Basic math tells us this much. A lack of opportunity, especially when one is young, puts people on lower earnings and wealth trajectories for life. They’re not unlike prison sentences in that regard. So what should Generation-F do about all the above? Create the future. The one that we’re not being allowed to live. And to do that, we’re going to have to break a few rules—so that the rules don’t break us. We’re going to have take great strides. Not baby steps. We’re taking too many of the latter, and we’re barely learning to walk. We’re going to have to stop wasting our time on pleasant, meaningless trivialities like
Facebook, Twitter protests, EPL, La-Liga, and their likes, reality-TV, and asymmetrical haircuts (I admit, I like it). Great leaps over the rubble of failed processes and broken systems. Or else we will remain trapped in the ruins, emasculated by the grip; a generation going nowhere. Great leaps in every aspect of work, life, and play that you can think of—and then more.

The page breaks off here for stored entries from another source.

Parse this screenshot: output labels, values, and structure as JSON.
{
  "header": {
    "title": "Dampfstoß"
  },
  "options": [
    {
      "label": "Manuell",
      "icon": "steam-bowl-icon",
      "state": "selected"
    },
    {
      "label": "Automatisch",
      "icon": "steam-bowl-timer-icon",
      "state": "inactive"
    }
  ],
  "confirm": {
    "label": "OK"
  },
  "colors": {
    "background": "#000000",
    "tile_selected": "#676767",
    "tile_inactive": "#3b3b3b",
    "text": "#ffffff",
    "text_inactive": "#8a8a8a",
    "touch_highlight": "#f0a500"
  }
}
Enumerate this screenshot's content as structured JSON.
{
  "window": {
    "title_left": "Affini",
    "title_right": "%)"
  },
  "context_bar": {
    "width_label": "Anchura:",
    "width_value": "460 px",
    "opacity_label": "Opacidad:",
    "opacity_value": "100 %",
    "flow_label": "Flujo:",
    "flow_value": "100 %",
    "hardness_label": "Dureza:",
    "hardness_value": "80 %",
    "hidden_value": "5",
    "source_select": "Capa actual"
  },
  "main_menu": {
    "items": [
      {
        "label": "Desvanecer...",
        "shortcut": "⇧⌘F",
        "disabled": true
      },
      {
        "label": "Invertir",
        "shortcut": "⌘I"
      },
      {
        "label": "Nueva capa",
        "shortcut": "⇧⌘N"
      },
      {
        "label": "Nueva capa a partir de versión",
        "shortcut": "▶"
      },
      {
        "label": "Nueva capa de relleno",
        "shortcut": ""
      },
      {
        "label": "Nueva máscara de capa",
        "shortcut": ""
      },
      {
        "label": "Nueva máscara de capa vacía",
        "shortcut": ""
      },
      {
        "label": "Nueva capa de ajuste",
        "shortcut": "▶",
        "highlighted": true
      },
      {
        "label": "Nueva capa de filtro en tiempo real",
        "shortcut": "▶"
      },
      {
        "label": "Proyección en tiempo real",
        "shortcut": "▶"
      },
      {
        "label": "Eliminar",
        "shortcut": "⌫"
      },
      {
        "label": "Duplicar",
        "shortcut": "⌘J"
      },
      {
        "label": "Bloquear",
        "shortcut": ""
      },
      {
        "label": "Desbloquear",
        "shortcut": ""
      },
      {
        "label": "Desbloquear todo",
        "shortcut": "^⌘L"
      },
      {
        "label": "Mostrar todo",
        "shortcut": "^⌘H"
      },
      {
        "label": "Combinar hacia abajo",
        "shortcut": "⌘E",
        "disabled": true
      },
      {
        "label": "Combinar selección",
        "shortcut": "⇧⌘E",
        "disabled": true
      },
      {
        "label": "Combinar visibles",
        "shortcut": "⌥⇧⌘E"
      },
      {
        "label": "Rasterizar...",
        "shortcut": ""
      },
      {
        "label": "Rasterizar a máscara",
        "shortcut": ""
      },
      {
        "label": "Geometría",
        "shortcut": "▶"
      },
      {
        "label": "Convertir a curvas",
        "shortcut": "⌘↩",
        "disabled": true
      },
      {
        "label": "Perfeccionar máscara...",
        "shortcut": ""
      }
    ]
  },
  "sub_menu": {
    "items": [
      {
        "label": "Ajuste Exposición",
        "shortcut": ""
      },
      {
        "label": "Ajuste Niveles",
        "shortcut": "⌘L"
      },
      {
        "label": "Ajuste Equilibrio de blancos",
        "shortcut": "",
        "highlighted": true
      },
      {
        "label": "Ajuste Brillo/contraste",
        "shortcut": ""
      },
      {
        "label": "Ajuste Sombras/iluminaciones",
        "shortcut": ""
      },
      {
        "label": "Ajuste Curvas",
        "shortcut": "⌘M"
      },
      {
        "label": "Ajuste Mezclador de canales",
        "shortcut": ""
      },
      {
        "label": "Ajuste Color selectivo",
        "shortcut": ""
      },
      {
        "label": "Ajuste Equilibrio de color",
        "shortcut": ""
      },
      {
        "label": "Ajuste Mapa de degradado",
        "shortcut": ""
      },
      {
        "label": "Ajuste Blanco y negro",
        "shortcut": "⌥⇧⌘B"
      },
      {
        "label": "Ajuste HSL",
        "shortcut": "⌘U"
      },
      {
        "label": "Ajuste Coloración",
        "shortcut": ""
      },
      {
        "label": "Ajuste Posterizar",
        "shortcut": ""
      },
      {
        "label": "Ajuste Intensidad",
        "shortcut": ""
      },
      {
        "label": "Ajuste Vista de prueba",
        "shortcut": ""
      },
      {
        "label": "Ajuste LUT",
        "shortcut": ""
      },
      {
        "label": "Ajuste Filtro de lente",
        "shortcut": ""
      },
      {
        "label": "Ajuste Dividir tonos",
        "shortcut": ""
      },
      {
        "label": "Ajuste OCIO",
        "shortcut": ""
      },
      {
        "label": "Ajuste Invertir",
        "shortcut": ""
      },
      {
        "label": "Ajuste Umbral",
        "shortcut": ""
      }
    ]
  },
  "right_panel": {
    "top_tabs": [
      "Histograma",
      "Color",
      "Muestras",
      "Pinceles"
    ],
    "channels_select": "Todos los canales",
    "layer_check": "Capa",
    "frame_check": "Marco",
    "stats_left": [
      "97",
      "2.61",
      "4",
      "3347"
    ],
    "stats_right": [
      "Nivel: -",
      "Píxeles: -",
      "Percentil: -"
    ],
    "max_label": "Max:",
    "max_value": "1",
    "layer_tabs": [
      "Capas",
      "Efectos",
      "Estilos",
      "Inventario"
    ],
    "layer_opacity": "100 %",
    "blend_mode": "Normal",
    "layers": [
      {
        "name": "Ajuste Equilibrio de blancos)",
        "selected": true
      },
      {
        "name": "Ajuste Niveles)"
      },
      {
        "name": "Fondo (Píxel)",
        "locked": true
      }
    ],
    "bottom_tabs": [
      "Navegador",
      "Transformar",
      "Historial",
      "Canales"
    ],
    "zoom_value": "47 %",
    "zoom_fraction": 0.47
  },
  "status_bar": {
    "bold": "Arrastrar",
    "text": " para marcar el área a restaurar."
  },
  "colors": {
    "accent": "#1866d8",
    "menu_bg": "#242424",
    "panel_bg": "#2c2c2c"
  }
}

We’re going to have to create, among other things: new ways to measure progress (like the Social Progress Index); new political parties (like a Youth Party); new methods of governance (like Transparentocracy); new kinds of financial institutions and financial instruments (like Bitcoin), so money can get to useful places, instead of lining the pockets of econocidal fanatics in Armani suits; ways to provide healthcare, food, education, and transport, that actually have a hope of working for everyone over the long haul, instead of breaking down all the time before they work for anyone—not to mention reinventing institutions like “schools,” “jobs,” “corporations,” “economies,” “governments,” and “banks,” and “pensions” so we can actually do all the above.
We are going to have to literally take the calabash of sweltering, bland gruel we’re being so benevolently, charitably offered, carefully extract the magic beans from it—and build a stalk right past the clouds and into the heavenly expanse. It’s not going not be easy. But every generation has a challenge. Generation A was Slave trade, B – Freedom, C – Independence, D – Democracy…….etc. And that challenge must be faced, with courage, with dignity, with grace. This is our fight, so that the “F” in Generation F doesn’t stand for probably what you think it does. It stands for fixing-the-country. It stands for going-further. And it stands for creating the future.